O que é o Pacto Leticia e qual a importância dele para a conservação da Amazônia?

Publicação na Science destaca que há a necessidade de desenvolver ações e metas para a implementação do Pacto de Letícia na região amazônica

Carolina Lisboa ·
12 de novembro de 2019 · 5 anos atrás
Chefes de Estado e Delegação da Colômbia, Peru, Bolívia, Brasil, Equador, Guiana e Suriname comemoraram a assinatura do Pacto de Letícia para a Amazônia. Foto: Itamaraty/Flickr.

Em setembro, representantes de Bolívia, Brasil, Equador, Colômbia, Guiana, Peru e Suriname se reuniram em Leticia, na Colômbia, e assinaram um acordo de cooperação se comprometem a promover ações concretas para garantir a proteção da Amazônia. Assinado no dia 6, o pacto lista dezesseis pontos nos quais os países signatários pretendem colaborar, que incluem, além do combate ao desmatamento, a criação de iniciativas de restauração florestal, o uso sustentável dos recursos, ações de fortalecimento da mulher e de povos indígenas e a criação de campanhas educacionais sobre a importância da Amazônia.

Apesar das metas, o pacto ainda é extremamente vago. “Foram listados dezesseis pontos nos quais os países signatários pretendem colaborar, mas não foi especificado como se pretende atingir cada ponto, qual país será responsável por cada um, e como cada meta será alcançada”, explica a pesquisadora Paula Prist, uma das autoras do artigo Collaboration across boundaries in the Amazon (Colaboração além das fronteiras na Amazônia, em português), publicado na última sexta (08) na seção Letters da revista Sciencemag, da editora Science. O artigo coloca em pauta a importância do pacto e dá diretrizes sobre como implementá-lo, sugerindo ações e metas para os países signatários.

Em entrevista para ((o))eco, Paula Prist detalha o conteúdo da publicação:

*

((o))eco: Qual a importância do pacto para a conservação da Amazônia?

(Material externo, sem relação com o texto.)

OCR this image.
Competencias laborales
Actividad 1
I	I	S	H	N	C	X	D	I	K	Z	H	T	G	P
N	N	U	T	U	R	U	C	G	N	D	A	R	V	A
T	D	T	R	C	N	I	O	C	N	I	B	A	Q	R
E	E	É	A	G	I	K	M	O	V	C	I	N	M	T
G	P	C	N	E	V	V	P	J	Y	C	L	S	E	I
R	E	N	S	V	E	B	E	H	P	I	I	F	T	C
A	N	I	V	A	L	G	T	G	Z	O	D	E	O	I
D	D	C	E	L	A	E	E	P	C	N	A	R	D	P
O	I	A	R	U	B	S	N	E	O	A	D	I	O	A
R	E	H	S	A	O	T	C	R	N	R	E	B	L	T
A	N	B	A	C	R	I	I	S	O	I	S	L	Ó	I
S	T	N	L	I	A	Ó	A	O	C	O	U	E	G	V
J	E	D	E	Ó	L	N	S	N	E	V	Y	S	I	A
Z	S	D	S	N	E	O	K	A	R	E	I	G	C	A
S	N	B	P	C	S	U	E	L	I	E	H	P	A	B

Paula Prist: O Pacto de Leticia representa um passo essencial e importante na colaboração entre fronteiras para a Conservação da Amazônia, que se colocado em prática, pode de fato vir a contribuir para a manutenção da maior floresta tropical do mundo. Dada sua grande área e ao fator “remoto” de muitas localidades, uma ação conjunta de todos os países que compartilham a floresta poderia facilitar ações rápidas de controle e combate ao desmatamento e incêndios, por exemplo. Isso é de extrema importância, pois muitos dos impactos causados pelo desmatamento e pelos incêndios florestais não ficam restritos aos locais do evento. A disseminação da fumaça, por exemplo, pode provocar problemas de saúde em locais muito distantes do foco de incêndio, enquanto o desmatamento, mesmo que local, pode levar a diminuição das chuvas em todo o sudeste da América do Sul. Por isso acreditamos que a preservação da Amazônia deve ser feita em um esforço colaborativo, uma vez que seus benefícios também não ficam restritos ao seu país de origem.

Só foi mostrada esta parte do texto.